Reyburn v. Minn. State Bd. of Optometry, 247 Minn. 520, 523-24, 78 N.W.2d 351, 355 (1956).  It is within the province of a professional regulatory board to determine the exact meaning of the term “unprofessional.”  Id. at 524, 78 N.W.2d at 355.  And this court has previously upheld the revocation of a physician’s license for “unprofessional conduct” where the physician engaged in sexual conduct.  Padilla, 382 N.W.2d at 886. 


            Finally, in an all-encompassing argument, relator asserts that the board abused its discretion by revoking his medical license.  In an effort to illustrate such an abuse, relator attempts to compare his case to past disciplinary proceedings before the board.  But each case is different, and it does not matter whether the board has sparingly revoked licenses in the past.  The point remains that the legislature has given the board wide discretion to regulate its own profession and to revoke licenses when a physician ignores or violates the statutorily articulated standards governing physician conduct with patients.  See generally Minn. Stat. § 147.091, subd. 1 (enunciating grounds for disciplinary action). 

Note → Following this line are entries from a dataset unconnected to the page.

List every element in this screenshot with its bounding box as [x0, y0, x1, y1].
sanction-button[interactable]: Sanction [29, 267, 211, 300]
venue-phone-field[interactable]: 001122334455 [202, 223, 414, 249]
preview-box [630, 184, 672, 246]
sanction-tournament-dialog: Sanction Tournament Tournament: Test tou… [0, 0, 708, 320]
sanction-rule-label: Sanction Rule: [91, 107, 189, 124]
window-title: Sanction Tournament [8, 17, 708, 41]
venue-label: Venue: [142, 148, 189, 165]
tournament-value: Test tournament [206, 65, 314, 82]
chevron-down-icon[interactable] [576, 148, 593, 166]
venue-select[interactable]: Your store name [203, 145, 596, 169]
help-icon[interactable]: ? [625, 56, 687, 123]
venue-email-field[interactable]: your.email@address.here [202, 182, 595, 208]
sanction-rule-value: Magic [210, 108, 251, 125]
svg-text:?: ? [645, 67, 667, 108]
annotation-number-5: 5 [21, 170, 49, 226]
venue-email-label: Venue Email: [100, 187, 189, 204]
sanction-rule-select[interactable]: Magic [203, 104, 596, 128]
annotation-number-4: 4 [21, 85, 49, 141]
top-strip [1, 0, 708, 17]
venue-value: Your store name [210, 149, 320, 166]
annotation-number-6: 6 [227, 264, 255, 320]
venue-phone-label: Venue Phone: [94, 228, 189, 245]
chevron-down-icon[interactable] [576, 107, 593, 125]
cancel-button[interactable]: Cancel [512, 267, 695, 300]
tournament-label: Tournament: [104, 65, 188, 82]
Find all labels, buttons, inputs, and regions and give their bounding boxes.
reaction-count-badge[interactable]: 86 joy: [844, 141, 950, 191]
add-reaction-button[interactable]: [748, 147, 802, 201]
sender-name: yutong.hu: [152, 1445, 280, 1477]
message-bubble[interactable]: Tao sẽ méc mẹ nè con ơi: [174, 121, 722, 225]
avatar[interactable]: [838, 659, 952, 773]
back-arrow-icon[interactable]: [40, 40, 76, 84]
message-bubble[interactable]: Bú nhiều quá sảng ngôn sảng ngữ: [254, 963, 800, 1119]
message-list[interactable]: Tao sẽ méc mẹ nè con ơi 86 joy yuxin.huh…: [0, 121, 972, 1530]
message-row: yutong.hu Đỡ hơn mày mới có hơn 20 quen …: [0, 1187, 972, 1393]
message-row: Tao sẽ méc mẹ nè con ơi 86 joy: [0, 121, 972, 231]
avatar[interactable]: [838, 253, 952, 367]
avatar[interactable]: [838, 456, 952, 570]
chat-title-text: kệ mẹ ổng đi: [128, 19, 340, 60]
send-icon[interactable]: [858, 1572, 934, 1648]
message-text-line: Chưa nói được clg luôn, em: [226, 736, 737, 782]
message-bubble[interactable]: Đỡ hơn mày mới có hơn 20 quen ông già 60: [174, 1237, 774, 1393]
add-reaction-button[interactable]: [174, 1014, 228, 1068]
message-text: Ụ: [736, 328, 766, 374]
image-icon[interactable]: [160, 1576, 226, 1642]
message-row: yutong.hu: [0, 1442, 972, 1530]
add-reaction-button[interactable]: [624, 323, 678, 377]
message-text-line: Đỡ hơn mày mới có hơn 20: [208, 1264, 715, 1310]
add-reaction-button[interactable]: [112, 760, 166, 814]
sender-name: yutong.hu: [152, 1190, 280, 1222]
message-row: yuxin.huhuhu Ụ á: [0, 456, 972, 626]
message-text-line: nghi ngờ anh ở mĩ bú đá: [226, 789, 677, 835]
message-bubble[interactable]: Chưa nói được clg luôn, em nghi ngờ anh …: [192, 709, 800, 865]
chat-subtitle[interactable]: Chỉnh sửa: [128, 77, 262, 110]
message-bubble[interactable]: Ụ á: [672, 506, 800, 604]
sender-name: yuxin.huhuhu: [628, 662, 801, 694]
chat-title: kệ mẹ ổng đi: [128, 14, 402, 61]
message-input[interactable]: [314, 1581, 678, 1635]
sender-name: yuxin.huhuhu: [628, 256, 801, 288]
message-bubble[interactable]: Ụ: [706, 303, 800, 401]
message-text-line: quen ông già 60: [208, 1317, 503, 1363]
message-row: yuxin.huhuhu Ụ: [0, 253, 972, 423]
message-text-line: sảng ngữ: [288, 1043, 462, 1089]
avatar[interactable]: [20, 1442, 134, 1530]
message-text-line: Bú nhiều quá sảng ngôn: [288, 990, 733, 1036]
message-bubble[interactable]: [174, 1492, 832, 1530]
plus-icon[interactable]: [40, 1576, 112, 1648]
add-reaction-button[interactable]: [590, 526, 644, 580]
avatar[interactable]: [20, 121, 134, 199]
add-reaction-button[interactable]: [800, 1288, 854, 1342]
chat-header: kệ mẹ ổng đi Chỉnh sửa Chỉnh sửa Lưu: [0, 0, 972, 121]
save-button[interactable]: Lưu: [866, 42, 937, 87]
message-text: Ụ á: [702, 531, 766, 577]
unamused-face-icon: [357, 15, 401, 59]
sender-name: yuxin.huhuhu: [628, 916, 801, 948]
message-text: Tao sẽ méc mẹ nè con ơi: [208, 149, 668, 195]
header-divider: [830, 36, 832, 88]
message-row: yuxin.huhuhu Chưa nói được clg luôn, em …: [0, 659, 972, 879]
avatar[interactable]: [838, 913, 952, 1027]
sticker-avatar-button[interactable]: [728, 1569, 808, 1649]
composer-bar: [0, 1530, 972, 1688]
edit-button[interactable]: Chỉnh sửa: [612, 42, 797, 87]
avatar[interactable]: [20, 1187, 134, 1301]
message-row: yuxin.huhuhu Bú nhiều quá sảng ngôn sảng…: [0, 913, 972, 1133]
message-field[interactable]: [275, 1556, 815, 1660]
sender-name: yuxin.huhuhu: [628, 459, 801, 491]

While the revocation of a professional license is a harsh punishment, absent an abuse of discretion, it is not within the province of this court to second-guess the reasoned judgment of a professional board composed primarily of relator’s professional peers.  As in Friedenson, “in the face of the record and the overwhelming evidence supporting the findings of the board of serious violations by relator, we are compelled to affirm the revocation of relator’s license.”  574 N.W.2d at 468.  And as we have previously explained, “[p]rofessionals have a deep responsibility not to abuse the trust which licensure places in them.  There is no other profession in which one passes so completely within the power and control of another as does the medical patient.”  Padilla, 382 N.W.2d at 887.  Here, the board did not err by concluding that relator had violated the standards of the medical profession nor was it an abuse of the board’s discretion to revoke relator’s license to practice medicine in the state of Minnesota


[1] Because the original allegations against relator initially involved two patients and the board’s order employs the term “patient #1,” we also use the term throughout this opinion to identify the patient.

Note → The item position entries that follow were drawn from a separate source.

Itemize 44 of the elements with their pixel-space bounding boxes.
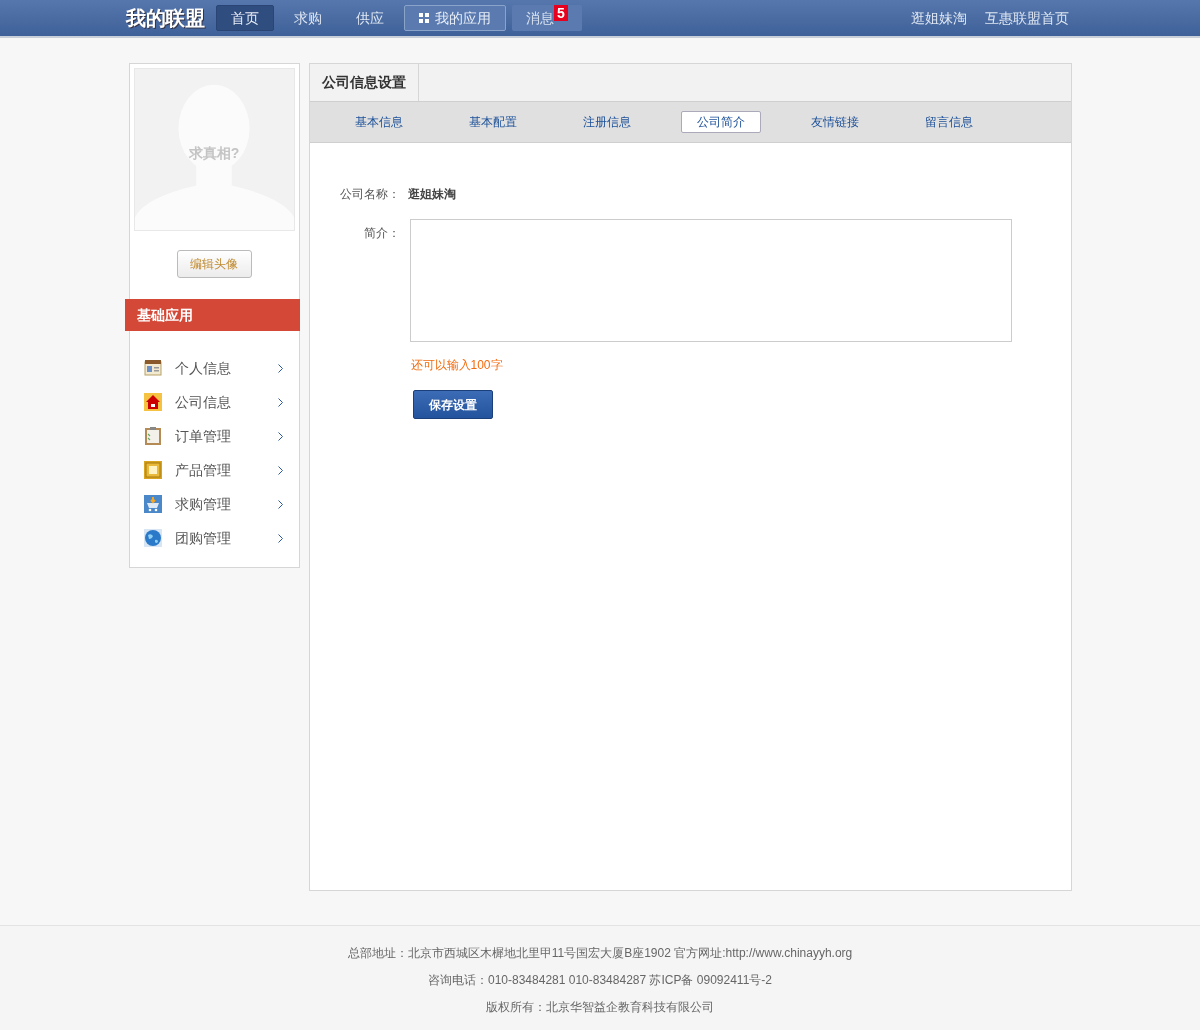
- footer-text: 咨询电话：010-83484281 010-83484287 苏ICP备 09092411号-2: [428, 972, 772, 989]
- sidebar-item[interactable]: 团购管理: [129, 521, 299, 555]
- field-label: 简介：: [362, 225, 400, 242]
- cart-icon: [143, 495, 162, 513]
- square-icon: [143, 461, 162, 479]
- tab[interactable]: 基本配置: [452, 111, 533, 133]
- sidebar-item[interactable]: 个人信息: [129, 351, 299, 385]
- nav-link[interactable]: 首页: [216, 5, 274, 31]
- company-name: 逛姐妹淘: [407, 186, 456, 203]
- grid-icon: [419, 13, 429, 23]
- chevron-right-icon: [277, 465, 283, 475]
- tab[interactable]: 留言信息: [908, 111, 989, 133]
- tab[interactable]: 公司简介: [680, 111, 761, 133]
- site-logo[interactable]: 我的联盟: [126, 3, 204, 33]
- nav-link[interactable]: 我的应用: [404, 5, 506, 31]
- chevron-right-icon: [277, 533, 283, 543]
- tab[interactable]: 友情链接: [794, 111, 875, 133]
- chevron-right-icon: [277, 397, 283, 407]
- chevron-right-icon: [277, 363, 283, 373]
- intro-textarea[interactable]: [409, 219, 1012, 342]
- chevron-right-icon: [277, 431, 283, 441]
- nav-link[interactable]: 供应: [342, 5, 398, 31]
- field-label: 公司名称：: [339, 186, 400, 203]
- count-badge: 5: [554, 5, 568, 21]
- sidebar-item[interactable]: 求购管理: [129, 487, 299, 521]
- nav-link[interactable]: 逛姐妹淘: [911, 7, 967, 29]
- nav-link[interactable]: 求购: [280, 5, 336, 31]
- sidebar-item[interactable]: 公司信息: [129, 385, 299, 419]
- sidebar-item[interactable]: 产品管理: [129, 453, 299, 487]
- id-card-icon: [143, 359, 162, 377]
- nav-link[interactable]: 互惠联盟首页: [985, 7, 1069, 29]
- footer-text: 总部地址：北京市西城区木樨地北里甲11号国宏大厦B座1902 官方网址:http://www.chinayyh.org: [347, 945, 853, 962]
- globe-icon: [143, 529, 162, 547]
- footer-text: 版权所有：北京华智益企教育科技有限公司: [486, 999, 714, 1016]
- clipboard-icon: [143, 427, 162, 445]
- section-header: 基础应用: [124, 299, 300, 331]
- char-count-hint: 还可以输入100字: [410, 357, 504, 374]
- nav-link[interactable]: 消息 5: [512, 5, 582, 31]
- tab[interactable]: 注册信息: [566, 111, 647, 133]
- chevron-right-icon: [277, 499, 283, 509]
- save-button[interactable]: 保存设置: [412, 390, 493, 419]
- house-icon: [143, 393, 162, 411]
- tab[interactable]: 基本信息: [338, 111, 419, 133]
- sidebar-item[interactable]: 订单管理: [129, 419, 299, 453]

[2] Relator claims that the physician-patient relationship ended after this initial treatment. 

[3] In addition, patient #1 did not consider relator to be her doctor, and relator did not consider patient #1 to be his patient.

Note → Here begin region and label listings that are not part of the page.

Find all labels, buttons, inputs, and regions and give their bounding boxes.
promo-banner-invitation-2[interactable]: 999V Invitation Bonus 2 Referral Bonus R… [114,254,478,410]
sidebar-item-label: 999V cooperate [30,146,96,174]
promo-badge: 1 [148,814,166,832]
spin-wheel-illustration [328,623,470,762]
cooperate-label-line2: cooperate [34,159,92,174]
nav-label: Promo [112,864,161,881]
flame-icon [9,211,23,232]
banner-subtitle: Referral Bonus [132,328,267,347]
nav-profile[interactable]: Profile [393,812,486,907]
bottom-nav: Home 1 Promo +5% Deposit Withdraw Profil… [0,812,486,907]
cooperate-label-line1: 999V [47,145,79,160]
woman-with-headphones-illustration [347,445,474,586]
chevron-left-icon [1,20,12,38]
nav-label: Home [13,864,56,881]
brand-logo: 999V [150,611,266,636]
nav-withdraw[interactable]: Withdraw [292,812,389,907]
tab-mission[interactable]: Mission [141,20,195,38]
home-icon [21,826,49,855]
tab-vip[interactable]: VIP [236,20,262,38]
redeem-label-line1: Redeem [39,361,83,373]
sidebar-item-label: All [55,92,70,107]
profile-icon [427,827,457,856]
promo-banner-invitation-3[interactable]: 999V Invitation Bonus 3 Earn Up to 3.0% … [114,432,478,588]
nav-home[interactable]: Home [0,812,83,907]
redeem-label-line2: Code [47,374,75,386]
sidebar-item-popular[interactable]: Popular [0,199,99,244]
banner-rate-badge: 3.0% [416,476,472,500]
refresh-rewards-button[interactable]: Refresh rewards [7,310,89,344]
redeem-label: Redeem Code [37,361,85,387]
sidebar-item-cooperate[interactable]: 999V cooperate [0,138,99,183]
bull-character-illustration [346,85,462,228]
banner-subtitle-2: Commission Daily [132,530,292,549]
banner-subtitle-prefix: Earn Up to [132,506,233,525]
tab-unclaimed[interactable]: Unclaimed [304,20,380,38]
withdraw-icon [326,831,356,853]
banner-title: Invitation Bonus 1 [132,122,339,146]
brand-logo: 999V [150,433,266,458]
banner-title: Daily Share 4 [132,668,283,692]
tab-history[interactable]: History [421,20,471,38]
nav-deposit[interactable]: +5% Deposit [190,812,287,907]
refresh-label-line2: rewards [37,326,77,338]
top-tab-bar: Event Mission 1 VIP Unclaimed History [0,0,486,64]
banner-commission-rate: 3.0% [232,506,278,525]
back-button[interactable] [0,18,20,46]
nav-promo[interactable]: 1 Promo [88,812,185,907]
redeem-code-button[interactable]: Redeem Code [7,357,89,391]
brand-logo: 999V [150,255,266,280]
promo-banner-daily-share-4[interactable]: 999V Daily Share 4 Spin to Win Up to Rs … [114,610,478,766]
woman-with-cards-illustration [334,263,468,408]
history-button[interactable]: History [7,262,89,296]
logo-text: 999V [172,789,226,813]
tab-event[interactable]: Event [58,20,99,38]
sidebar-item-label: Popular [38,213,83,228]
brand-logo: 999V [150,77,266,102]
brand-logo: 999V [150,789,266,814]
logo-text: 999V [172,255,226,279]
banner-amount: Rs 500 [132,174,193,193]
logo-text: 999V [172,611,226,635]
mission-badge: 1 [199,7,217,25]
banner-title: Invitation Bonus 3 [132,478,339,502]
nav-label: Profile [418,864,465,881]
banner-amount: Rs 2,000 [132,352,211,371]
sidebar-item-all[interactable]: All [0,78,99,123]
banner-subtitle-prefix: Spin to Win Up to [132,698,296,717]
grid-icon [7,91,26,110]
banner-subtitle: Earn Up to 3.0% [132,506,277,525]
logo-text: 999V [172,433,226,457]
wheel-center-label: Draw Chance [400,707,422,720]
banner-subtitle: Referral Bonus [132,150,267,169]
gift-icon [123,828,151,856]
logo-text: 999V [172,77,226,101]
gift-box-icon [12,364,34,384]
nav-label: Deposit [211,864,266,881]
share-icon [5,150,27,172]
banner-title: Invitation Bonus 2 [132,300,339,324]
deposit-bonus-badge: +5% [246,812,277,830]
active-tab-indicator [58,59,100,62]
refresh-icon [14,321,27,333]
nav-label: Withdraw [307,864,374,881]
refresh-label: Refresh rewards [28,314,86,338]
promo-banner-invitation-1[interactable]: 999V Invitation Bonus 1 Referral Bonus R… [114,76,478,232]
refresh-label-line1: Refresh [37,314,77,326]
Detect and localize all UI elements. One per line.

[4] Relator filed a grievance with the university, asking for further review of the termination decision.  When proceedings under the university’s grievance policy did not resolve the dispute, relator entered into a binding agreement to arbitrate the matter.  An arbitration panel upheld the termination and found that relator violated the university’s sexual-harassment policy between February and May 2001, even though relator’s behavior might have been welcomed or “not offensive before that point.”

[5] Relator also argues that his extramarital relationship with patient #1 should be afforded the same kind of legal protection as the relationships between spouses or family members.  The board characterizes this argument as a constitutional one.  However it is characterized, we conclude that relator’s extramarital affair with patient #1 does not qualify for constitutional protection.